Recursive learning based smart energy management with two-Level dynamic pricing demand response

Abstract

Due to dynamic characteristic of demand response and stochastic nature of power generation, it brings great challenge to smart energy management. In this paper, a demand response model is created with two-level dynamic pricing transaction among grid operator, service provider and customers, which also involves customers’ active participation with load shifting issue. To effectively control system load on the demand side, an improved deep reinforcement learning approach is proposed with a recursive least square (RLS) technique to deal with the dynamic pricing demand response problem, which accelerates the on-line training and optimization efficiency. On the power generation side, a probabilistic penalty-based boundary intersection (PBI) based multi-objective optimization algorithm is improved to optimize the economic cost, emission rate and statistic voltage stability index (SVSI) simultaneously with generated stochastic scenarios, which can ensure energy conservation and environmental protection, as well as system security. The case results reveal that the proposed two-level optimization strategy successfully deals with energy management with dynamic pricing demand response Note to Practitioners —This paper is motivated by solving stochastic energy management issue of isolated power system with dynamic pricing demand response.
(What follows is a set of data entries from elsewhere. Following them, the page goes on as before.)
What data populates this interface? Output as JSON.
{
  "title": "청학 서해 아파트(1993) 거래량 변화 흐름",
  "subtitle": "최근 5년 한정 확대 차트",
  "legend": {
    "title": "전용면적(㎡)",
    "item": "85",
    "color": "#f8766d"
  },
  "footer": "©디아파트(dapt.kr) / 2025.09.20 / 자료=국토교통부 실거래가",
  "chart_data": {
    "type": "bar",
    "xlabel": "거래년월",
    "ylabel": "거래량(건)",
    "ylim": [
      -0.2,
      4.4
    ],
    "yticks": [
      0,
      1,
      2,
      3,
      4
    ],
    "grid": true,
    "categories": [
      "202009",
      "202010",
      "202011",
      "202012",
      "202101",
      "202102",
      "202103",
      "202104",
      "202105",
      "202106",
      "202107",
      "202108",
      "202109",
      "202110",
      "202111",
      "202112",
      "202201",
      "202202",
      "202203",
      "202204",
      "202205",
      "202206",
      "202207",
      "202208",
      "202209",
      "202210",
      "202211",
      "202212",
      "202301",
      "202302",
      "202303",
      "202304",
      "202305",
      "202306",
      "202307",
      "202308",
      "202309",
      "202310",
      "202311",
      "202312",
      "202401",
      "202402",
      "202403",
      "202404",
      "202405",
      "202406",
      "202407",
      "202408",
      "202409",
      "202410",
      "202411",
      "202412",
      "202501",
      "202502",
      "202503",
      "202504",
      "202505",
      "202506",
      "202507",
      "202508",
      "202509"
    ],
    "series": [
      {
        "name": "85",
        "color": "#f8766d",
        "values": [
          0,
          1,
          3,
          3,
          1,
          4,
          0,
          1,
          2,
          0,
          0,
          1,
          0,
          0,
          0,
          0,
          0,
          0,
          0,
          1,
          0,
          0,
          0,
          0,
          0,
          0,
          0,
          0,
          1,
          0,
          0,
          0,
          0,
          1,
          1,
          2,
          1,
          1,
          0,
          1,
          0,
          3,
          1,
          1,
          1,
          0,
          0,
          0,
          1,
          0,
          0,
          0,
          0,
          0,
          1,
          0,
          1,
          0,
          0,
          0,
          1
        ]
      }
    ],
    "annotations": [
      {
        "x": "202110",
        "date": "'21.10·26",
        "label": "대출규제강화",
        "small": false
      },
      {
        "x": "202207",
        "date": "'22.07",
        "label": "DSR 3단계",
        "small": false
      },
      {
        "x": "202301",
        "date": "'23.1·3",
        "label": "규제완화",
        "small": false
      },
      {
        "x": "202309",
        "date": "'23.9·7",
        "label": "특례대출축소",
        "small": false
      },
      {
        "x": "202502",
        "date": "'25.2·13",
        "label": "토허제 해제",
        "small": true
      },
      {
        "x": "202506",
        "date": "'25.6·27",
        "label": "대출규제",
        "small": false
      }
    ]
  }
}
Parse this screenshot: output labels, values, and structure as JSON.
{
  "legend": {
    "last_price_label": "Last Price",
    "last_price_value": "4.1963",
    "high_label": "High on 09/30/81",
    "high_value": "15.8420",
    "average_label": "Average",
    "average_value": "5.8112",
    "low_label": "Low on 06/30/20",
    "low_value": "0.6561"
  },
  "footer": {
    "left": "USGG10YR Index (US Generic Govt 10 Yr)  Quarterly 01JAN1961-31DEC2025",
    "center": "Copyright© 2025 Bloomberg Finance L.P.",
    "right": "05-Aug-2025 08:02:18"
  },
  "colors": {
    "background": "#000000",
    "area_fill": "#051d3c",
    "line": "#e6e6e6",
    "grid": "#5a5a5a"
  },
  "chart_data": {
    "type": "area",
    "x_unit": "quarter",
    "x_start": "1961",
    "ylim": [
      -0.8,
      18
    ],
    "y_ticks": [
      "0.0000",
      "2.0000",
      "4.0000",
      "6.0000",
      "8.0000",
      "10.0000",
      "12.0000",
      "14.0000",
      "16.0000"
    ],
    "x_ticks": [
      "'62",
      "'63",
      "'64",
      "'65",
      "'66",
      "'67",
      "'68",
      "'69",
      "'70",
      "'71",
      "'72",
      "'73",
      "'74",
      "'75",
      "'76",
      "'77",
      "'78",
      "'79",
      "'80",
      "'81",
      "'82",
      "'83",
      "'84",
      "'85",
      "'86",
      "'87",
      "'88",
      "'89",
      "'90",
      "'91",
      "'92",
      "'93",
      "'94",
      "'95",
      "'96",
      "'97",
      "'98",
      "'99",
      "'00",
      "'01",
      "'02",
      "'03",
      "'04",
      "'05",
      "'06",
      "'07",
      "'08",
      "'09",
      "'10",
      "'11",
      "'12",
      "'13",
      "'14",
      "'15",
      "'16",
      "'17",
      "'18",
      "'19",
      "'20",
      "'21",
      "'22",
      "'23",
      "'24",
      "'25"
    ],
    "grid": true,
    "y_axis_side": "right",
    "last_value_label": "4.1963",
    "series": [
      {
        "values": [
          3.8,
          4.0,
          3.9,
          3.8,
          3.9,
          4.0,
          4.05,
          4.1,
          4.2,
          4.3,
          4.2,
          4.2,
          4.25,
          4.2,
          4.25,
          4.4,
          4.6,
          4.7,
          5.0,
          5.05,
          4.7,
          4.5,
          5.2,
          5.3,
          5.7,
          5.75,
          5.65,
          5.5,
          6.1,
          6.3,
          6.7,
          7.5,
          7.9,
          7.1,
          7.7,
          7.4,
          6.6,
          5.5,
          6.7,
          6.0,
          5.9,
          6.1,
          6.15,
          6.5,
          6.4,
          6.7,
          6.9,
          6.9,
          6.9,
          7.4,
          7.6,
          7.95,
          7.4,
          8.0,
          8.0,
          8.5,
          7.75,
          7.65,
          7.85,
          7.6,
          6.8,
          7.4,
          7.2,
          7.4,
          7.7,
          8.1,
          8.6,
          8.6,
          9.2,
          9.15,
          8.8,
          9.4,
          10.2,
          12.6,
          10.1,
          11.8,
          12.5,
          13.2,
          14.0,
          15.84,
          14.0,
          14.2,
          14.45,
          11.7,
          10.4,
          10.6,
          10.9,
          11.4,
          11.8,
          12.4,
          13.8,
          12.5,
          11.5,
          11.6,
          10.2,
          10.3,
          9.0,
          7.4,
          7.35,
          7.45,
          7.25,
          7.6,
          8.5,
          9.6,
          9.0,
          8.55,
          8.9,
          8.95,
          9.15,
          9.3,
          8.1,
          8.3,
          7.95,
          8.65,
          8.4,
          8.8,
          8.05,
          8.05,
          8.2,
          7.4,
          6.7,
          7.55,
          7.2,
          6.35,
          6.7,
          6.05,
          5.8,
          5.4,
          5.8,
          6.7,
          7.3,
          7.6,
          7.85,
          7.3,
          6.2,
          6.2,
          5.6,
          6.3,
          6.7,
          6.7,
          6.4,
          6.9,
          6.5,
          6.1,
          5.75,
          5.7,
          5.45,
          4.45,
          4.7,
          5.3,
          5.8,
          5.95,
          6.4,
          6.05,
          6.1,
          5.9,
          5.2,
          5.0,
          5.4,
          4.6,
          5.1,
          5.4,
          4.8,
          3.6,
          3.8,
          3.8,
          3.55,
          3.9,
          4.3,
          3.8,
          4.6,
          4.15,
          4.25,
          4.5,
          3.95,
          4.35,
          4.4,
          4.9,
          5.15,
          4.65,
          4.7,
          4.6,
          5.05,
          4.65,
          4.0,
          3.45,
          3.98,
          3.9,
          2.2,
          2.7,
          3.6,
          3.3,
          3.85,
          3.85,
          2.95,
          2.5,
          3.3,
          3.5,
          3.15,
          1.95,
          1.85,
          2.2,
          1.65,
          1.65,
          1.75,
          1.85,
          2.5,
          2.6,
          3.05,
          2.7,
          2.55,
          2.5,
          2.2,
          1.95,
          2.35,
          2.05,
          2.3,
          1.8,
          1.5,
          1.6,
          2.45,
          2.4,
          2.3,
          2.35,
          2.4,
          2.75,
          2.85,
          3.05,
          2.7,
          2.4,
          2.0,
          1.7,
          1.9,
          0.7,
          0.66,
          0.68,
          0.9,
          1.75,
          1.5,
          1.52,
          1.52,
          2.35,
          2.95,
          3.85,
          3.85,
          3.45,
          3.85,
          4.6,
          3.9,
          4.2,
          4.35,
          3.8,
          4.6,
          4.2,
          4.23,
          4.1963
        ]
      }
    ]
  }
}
Those existing methods merely focus on the load demand or power generation side, and the methods for demand response issue lacks efficient on-line learning ability, while this work proposes a recursive least square based deep reinforcement learning approach to tackle with the two-level dynamic pricing demand response issue, scenario based PBI multi-objective optimization is proposed to solve the power dispatch issue on power generation side, and the numerical analysis results suggest that the proposed optimization strategy can deal with the whole energy management issue well. The future work will focus on the dynamic power-load coordination in the energy management issue.